By William Lee
Chicago Tribune
CHICAGO — Chicago police are investigating how a Humboldt Park man with a long criminal history got a loaded handgun past officers and into the police station lockup over the weekend.
The .22-caliber handgun was discovered by a cleaner while tidying the holding cell at the police station at 2452 W. Belmont Ave., according to police and Cook County prosecutors.
Authorities said Miguel Acevedo, 38, was picked up by police early Saturday when they discovered him and another man, a documented gang member, “using narcotics” inside a car on the Northwest Side.

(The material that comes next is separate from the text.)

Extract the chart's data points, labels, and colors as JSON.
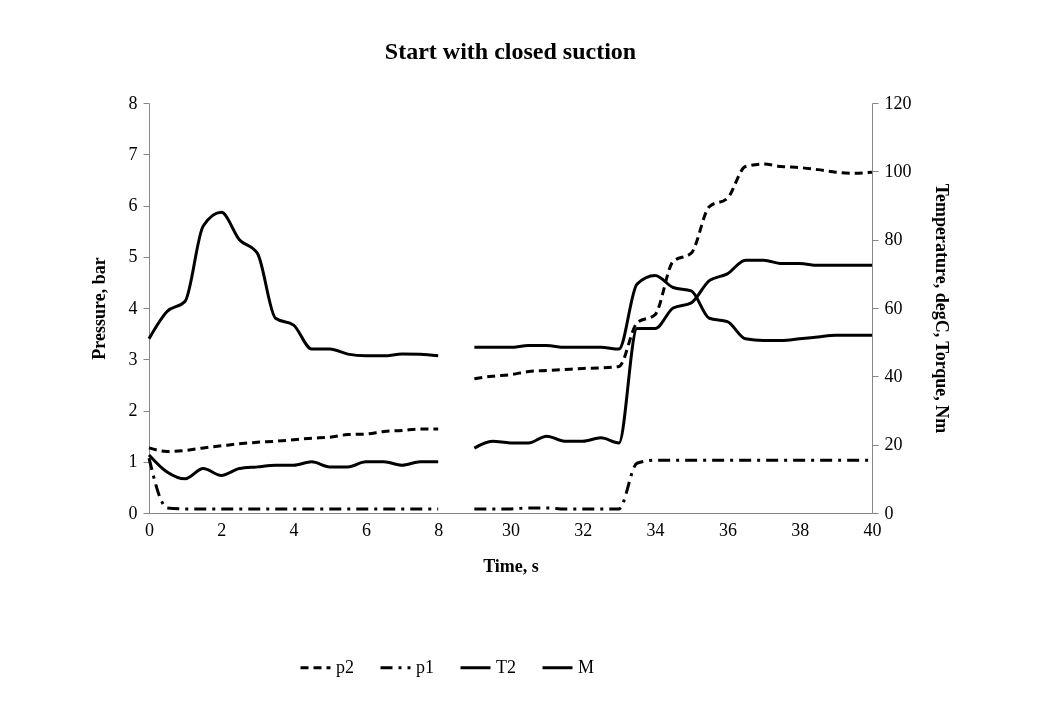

Acevedo, who was on parole for a 2017 drug conviction, told officers his name was “Luis Rodriguez” and then “Angel Gonzalez.” Police later determined Acevedo’s true identity and his status as a parolee. He was arrested and charged with obstructing his identity and a parole violation, authorities said.
Acevedo was processed at the police station on Belmont known as “019 West” and brought to a cell where he was alone, authorities said. Surveillance video caught him hiding the gun, loaded with five rounds, underneath a mattress.
On Sunday, a judge denied bail for Acevedo during a hearing at the Leighton Criminal Court Building. Acevedo, of the 1200 block of North California Avenue, was charged with being an armed habitual criminal, a Class X felony punishable with up to 30 years in prison.
State prison officials also lodged a hold on his release, claiming a possible parole violation that will be determined at a later date.
Acevedo’s criminal background includes dozens of arrests since 2000 and six felony convictions, mostly for drug offenses, and eight misdemeanor convictions.
In a statement to the Tribune, a spokesman for police Superintendent Eddie Johnson said the department has opened an internal investigation into how three officers and a civilian aide apparently missed the gun. They could face suspension.
“CPD takes the safety and security of police officers and individuals in police custody extremely seriously,” spokesman Anthony Guglielmi said in the statement.
The Police Department’s Internal Affairs Division will conduct the review, including interviews with officers and detainees, he said.
People taken into police custody are subjected to a “protective pat down,” where officers search a person’s outer clothing for weapons or drugs. Arrestees are not required to undergo strip searches.
Smuggling weapons past authorities at police stations and county jails are considered rare, though a number of notable cases have cropped up around the country in recent years.
Last year, a man arrested for battery and violating an order of protection was accused of bringing a loaded .32-caliber Kel-Tec handgun into Cook County Jail and tossing it into a garbage can. The incident sparked an investigation by Chicago police Internal Affairs.
In February 2011, two Chicago police officers were wounded inside their squad car by a handcuffed panhandler who pulled a handgun the officers failed to find during a pat-down. Both officers shot and killed the man.
In 2012, a man managed to smuggle a .38-caliber revolver with a 6-inch barrel inside the Onslow County Jail in North Carolina after concealing it inside a body cavity, according to published reports.